Pada pembukaan perdagangan pagi, IHSG anjlok ke 6.065 namun tak lama kemudian berbalik menguat. Meski sedikit fluktuatif, IHSG mampu menutup perdagangan di zona hijau. Level intraday tertinggi hari ini di 6.171.

Transaksi berjalan cukup ramai dengan total volume 40,26 miliar saham, nilai transaksi Rp21,56 triliun, dan frekuensi jual beli sebanyak 1,97 juta kali.

Sebanyak 449 saham menguat dan di sisi lain 251 saham turun harga. Sebanyak 118 saham lainnya stagnan alias tak berubah harga.

Melihat perkembangan saham-saham yang terdampak rebalancing indeks MSCI, tiga emiten milik Prajogo Pangestu mencatat kenaikan harga. PTRO memimpin dengan kenaikan 8,38% ke Rp3.750. Disusul CDIA dan BRPT yang menguat 6,38% dan 4,9%.

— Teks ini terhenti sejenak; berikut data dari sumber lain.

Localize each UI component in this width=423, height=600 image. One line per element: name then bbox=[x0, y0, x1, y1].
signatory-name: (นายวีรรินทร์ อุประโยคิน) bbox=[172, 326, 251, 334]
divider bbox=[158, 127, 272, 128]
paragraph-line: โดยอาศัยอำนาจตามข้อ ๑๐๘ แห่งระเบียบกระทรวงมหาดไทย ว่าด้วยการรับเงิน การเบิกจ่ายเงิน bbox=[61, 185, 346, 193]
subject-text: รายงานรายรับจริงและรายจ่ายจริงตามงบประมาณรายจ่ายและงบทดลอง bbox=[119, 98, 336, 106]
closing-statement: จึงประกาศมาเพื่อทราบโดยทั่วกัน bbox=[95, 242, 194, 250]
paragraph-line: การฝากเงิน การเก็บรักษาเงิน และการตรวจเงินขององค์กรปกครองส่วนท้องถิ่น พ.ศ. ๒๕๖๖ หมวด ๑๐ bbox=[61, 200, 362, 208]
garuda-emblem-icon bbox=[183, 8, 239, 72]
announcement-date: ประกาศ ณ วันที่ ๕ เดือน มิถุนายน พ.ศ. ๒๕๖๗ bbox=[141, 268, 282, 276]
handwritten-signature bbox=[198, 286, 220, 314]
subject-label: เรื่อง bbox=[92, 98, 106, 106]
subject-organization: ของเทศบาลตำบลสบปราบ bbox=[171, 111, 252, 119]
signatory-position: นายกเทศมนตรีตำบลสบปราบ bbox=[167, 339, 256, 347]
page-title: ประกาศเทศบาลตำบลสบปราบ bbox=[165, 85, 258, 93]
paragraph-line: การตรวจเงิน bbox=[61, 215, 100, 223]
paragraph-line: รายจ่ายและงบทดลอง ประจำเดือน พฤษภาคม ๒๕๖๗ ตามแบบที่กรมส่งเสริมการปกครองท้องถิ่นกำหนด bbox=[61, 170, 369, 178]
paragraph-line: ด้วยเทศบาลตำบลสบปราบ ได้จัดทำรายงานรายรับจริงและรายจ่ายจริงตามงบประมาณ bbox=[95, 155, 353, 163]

Sementara, BREN, CUAN, dan TPIA lanjut merosot seperti beberapa hari sebelumnya. TPIA bahkan masuk jajaran top losers hari ini

Saham emiten Sinar Mas Group DSSA yang juga terdampak rebalancing MSCI malah semakin ambruk dan bergabung bareng TPIA di barisan top losers. Harganya tersisa jadi Rp545 setelah mencatat penurunan 10,6% atau 60 poin.

Untuk jajaran top gainers akhir pekan ini didominasi oleh saham-saham pengelola sumber daya alam, MDKA naik 24,77%, CBRE naik 24,46%, ENRG naik 22,13%, EMAS menguat 19,67%, dan INCO 18,84%. Untuk puncak top gainers diduduki saham DFAM yang menguat 28,44%.

Seiring IHSG, beberapa indeks bursa kawasan Asia terpantau menghijau. Nikkei Tokyo naik 2,68%, Hang Seng Hong Kong menguat 0,86%, Shang Hai Index naik 0,87%, dan Strait Times Singapura menguat 0,44%.